Below are some of the rules I’ve discovered for crafting the perfect first page.
Skip the Prologue
Your first page should probably actually begin your story rather than consist of a prologue.
I admit a prologue is tempting. It allows us to start the book with our favorite part of the story or to tell the reader our character’s back story rather than bother with interweaving it into the text.
Unfortunately, almost everything I’ve read says agents hate prologues. Apparently they suggest some sort of laziness or weakness in the writer. I used to have a prologue to my novel and I thought was good; however, at some point I realized the agents were right, it was really just lazy. I was trying to tell the reader my character’s motivation instead of letting her figure it out herself. I deleted it.

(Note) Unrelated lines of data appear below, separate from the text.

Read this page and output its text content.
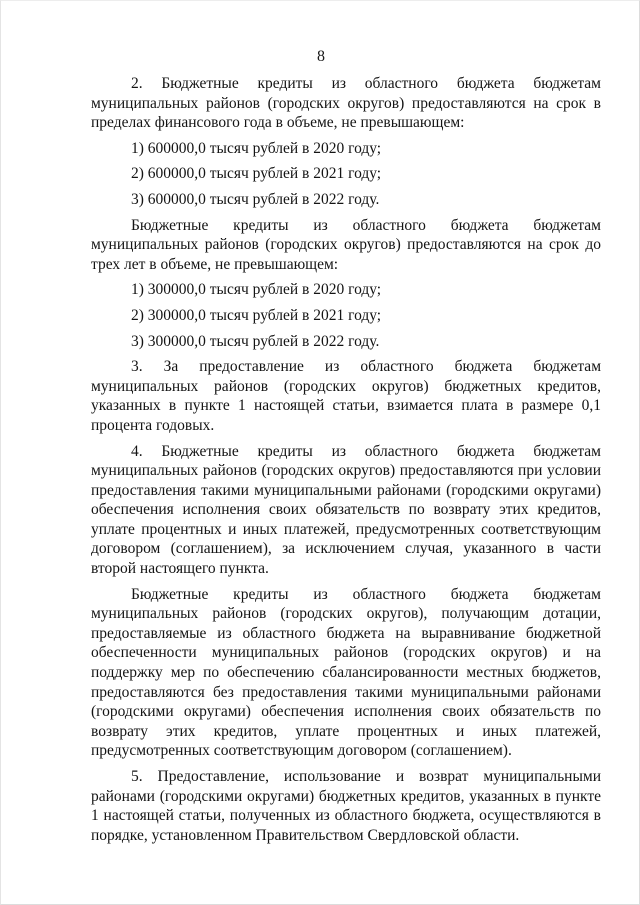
8

2. Бюджетные кредиты из областного бюджета бюджетам муниципальных районов (городских округов) предоставляются на срок в пределах финансового года в объеме, не превышающем:

1) 600000,0 тысяч рублей в 2020 году;

2) 600000,0 тысяч рублей в 2021 году;

3) 600000,0 тысяч рублей в 2022 году.

Бюджетные кредиты из областного бюджета бюджетам муниципальных районов (городских округов) предоставляются на срок до трех лет в объеме, не превышающем:

1) 300000,0 тысяч рублей в 2020 году;

2) 300000,0 тысяч рублей в 2021 году;

3) 300000,0 тысяч рублей в 2022 году.

3. За предоставление из областного бюджета бюджетам муниципальных районов (городских округов) бюджетных кредитов, указанных в пункте 1 настоящей статьи, взимается плата в размере 0,1 процента годовых.

4. Бюджетные кредиты из областного бюджета бюджетам муниципальных районов (городских округов) предоставляются при условии предоставления такими муниципальными районами (городскими округами) обеспечения исполнения своих обязательств по возврату этих кредитов, уплате процентных и иных платежей, предусмотренных соответствующим договором (соглашением), за исключением случая, указанного в части второй настоящего пункта.

Бюджетные кредиты из областного бюджета бюджетам муниципальных районов (городских округов), получающим дотации, предоставляемые из областного бюджета на выравнивание бюджетной обеспеченности муниципальных районов (городских округов) и на поддержку мер по обеспечению сбалансированности местных бюджетов, предоставляются без предоставления такими муниципальными районами (городскими округами) обеспечения исполнения своих обязательств по возврату этих кредитов, уплате процентных и иных платежей, предусмотренных соответствующим договором (соглашением).

5. Предоставление, использование и возврат муниципальными районами (городскими округами) бюджетных кредитов, указанных в пункте 1 настоящей статьи, полученных из областного бюджета, осуществляются в порядке, установленном Правительством Свердловской области.
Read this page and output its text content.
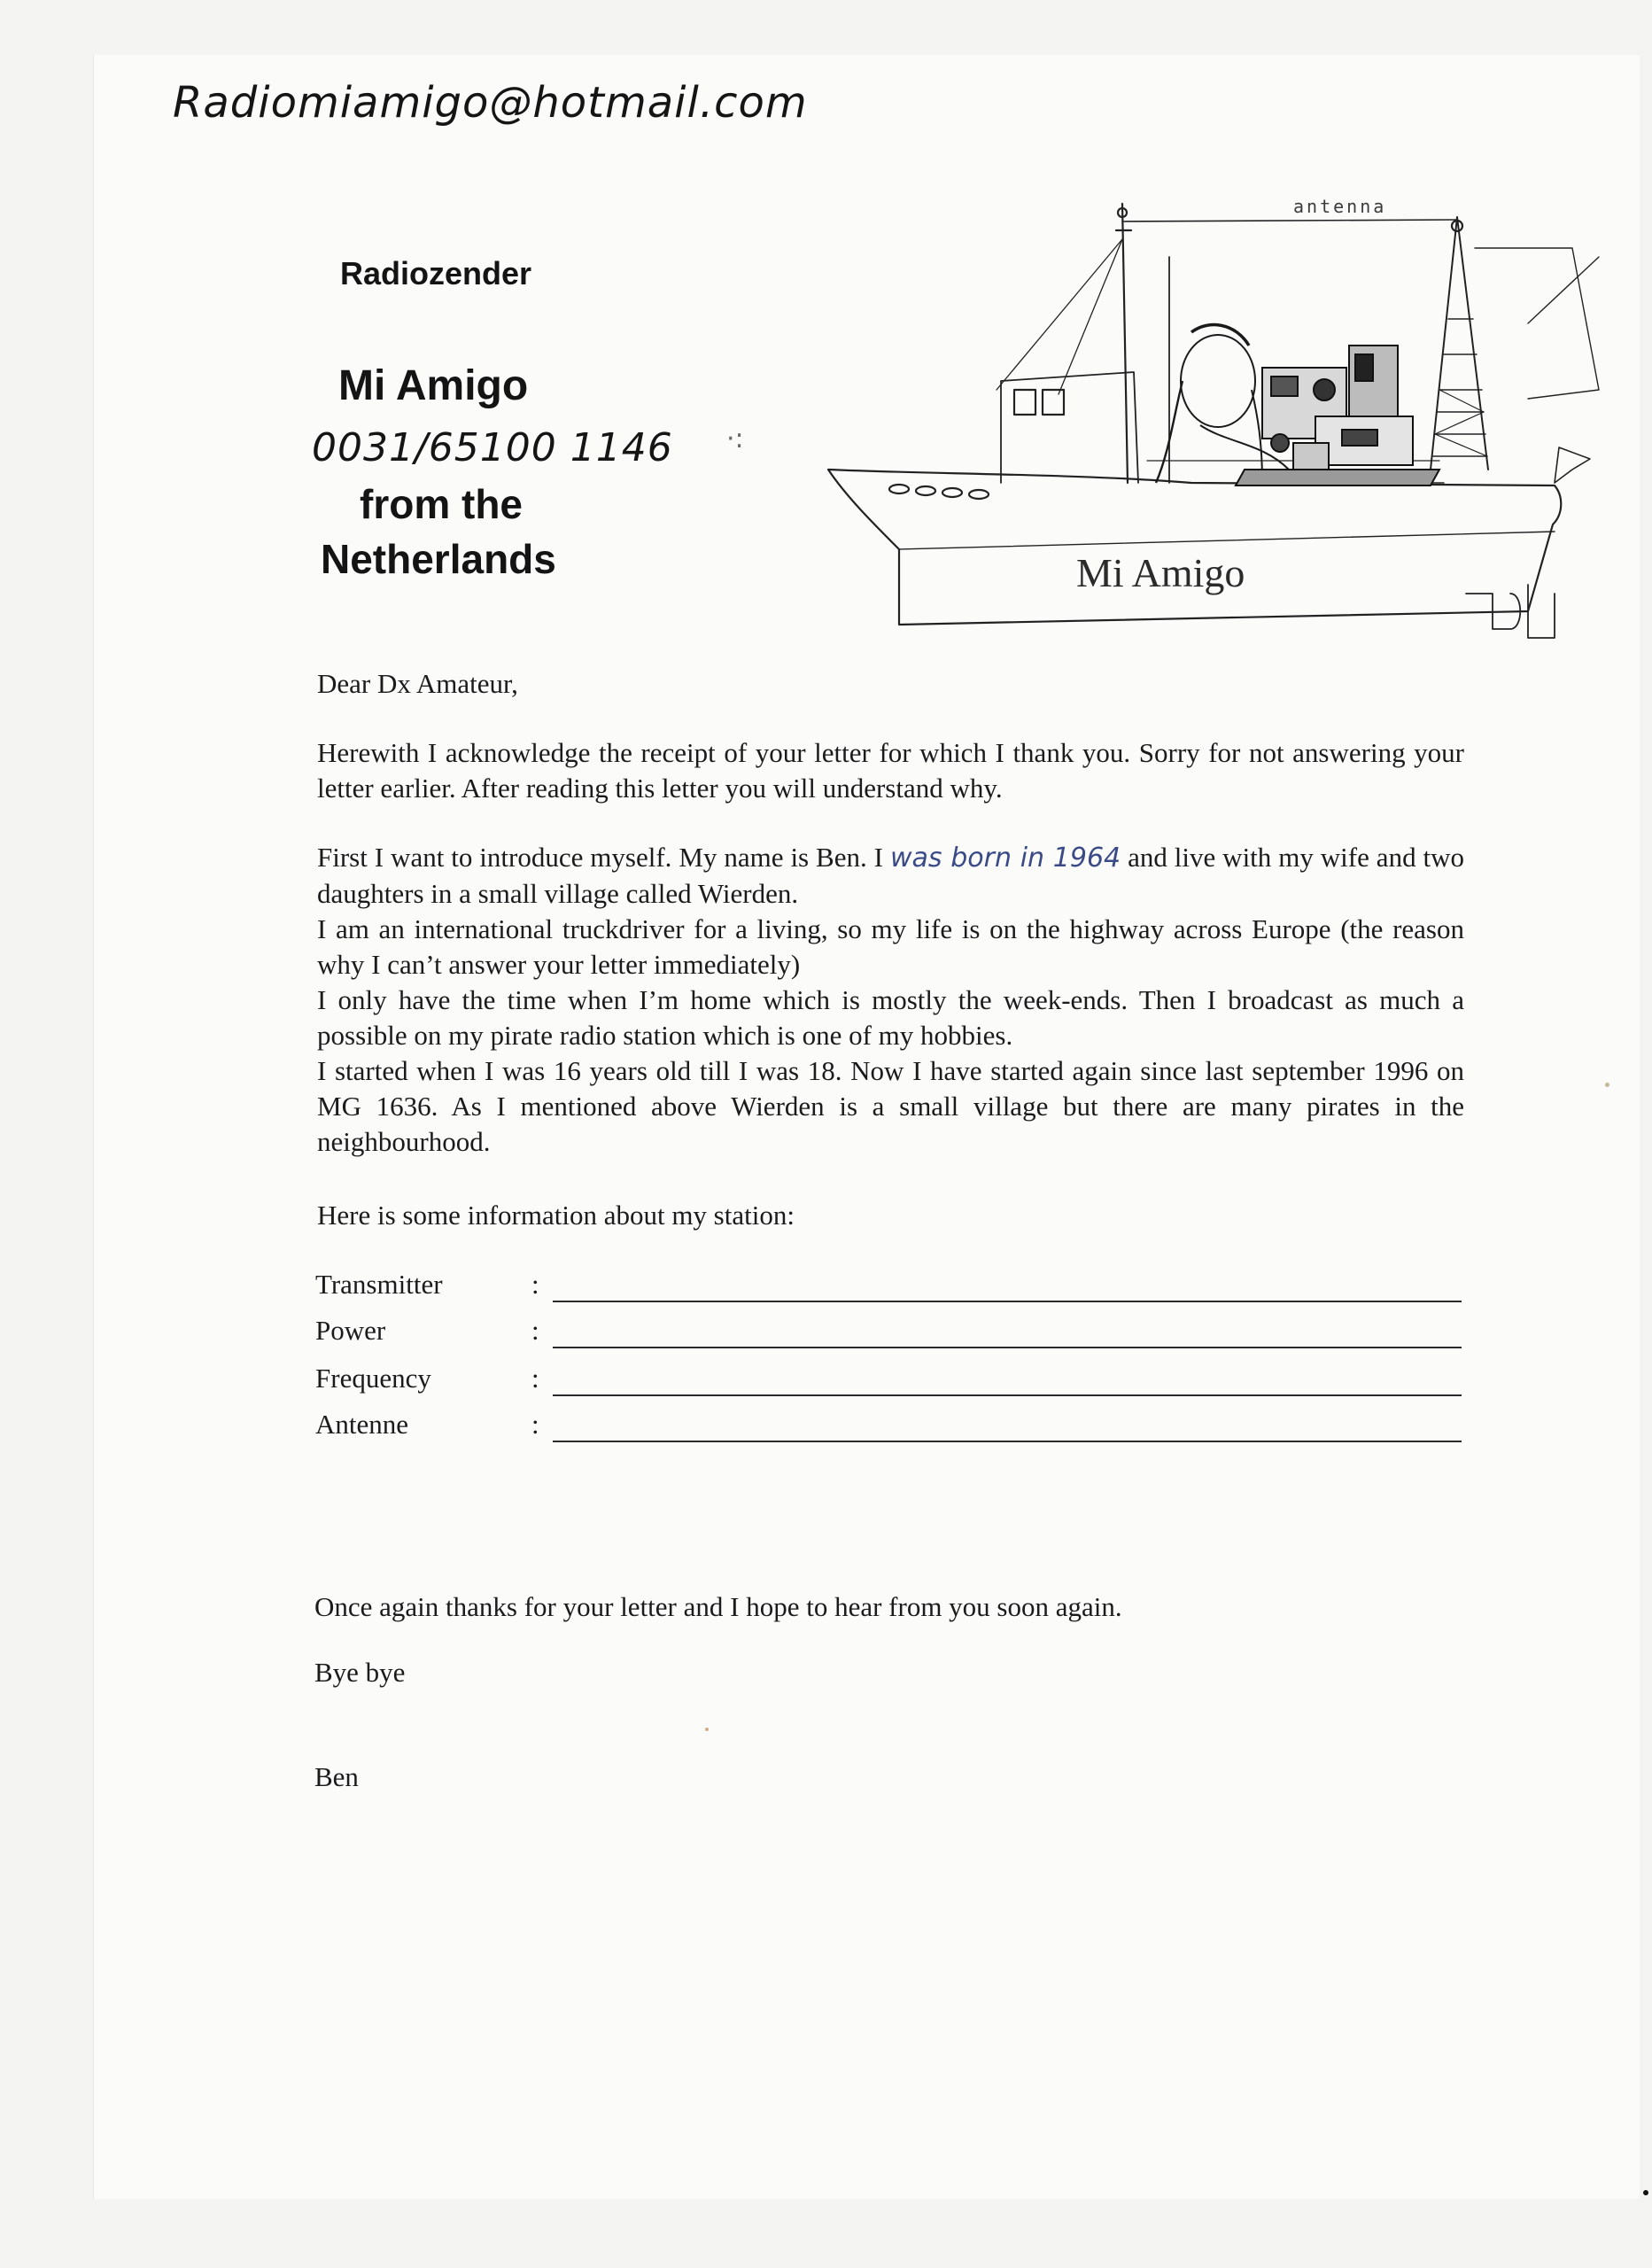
Radiomiamigo@hotmail.com
Radiozender
Mi Amigo
0031/65100 1146 ·:
from the
Netherlands
antenna
Mi Amigo
Dear Dx Amateur,
Herewith I acknowledge the receipt of your letter for which I thank you. Sorry for not answering your letter earlier. After reading this letter you will understand why.
First I want to introduce myself. My name is Ben. I was born in 1964 and live with my wife and two daughters in a small village called Wierden.
I am an international truckdriver for a living, so my life is on the highway across Europe (the reason why I can’t answer your letter immediately)
I only have the time when I’m home which is mostly the week-ends. Then I broadcast as much a possible on my pirate radio station which is one of my hobbies.
I started when I was 16 years old till I was 18. Now I have started again since last september 1996 on MG 1636. As I mentioned above Wierden is a small village but there are many pirates in the neighbourhood.
Here is some information about my station:
Transmitter	:
Power	:
Frequency	:
Antenne	:
Once again thanks for your letter and I hope to hear from you soon again.
Bye bye
Ben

That all said, I do enjoy reading prologues, so my advice is this: if you are a new author considering the use of a prologue, seriously think about why you chose to include it. Does it add to the story or is it just enabling you to do less work?
On the first page.
Writer Unboxed has this thing called “Flog a Pro” where they invite people to read first pages of books written by famous authors and then comment on whether they were moved to continue. Many times people say they were not. Reasons include too much detail about the setting or not interested in the characters, but usually the reason was simple—no tension.
In my opinion, this exercise isn’t completely fair because established authors don’t need to hook you on the first page—their fans already know what they are getting. However, new authors like me don’t have that luxury. So of course I took another look at my own first page. The only question I left the reader asking was whether two sisters would take a walk in the cold or go back inside. Sigh. I changed it.
Ask yourself—have you created enough tension on page one to inspire a browsing reader to invest in your novel?
Reveal the Core of Your Character (and Your Book)
In terms of revealing the core of your character, this applies to the first page as well as every time you introduce someone new. When the reader meets a character for the first time, it must be in a context that somehow reflects a vital aspect of his or her identity.
Is he overly ambitious? Then we probably meet him at work or ditching someone for work. Is she head of household or a protector? They we probably see her in the midst of providing. Is he a rebel? Then the first thing we see him doing is probably some crazy stunt he pulled.
Why? Because you never have a second chance to make a first impression, obvi.
Along those lines, the first page should also on some level raise, point to, or set up the overall question your novel is answering. This is partly because (hopefully) the last page will speak to the answer to that question.
These rules were by far the hardest, but I appreciated them the most because they gave me some direction on how to start. I ended up writing an entire new scene completely, but it felt more deliberate and purposeful than what I had before. Instead of just getting words on the page, I felt like I was beginning a story.
Ground Your Reader
This is a tip often given, but it’s worth sharing again. The reader should have a solid idea about the setting right away. Where are the characters? What’s the time period? Which season are we in? Your audience should never struggle with these basic questions, which means you’ll have to provide the answers pretty quickly—like on page one.
Do you believe that so much has to be achieved on the first page?
The first page of a novel really isn’t that long—probably no more than 300 words. Take a stab at writing page one of a novel using one or more of these rules. Share below!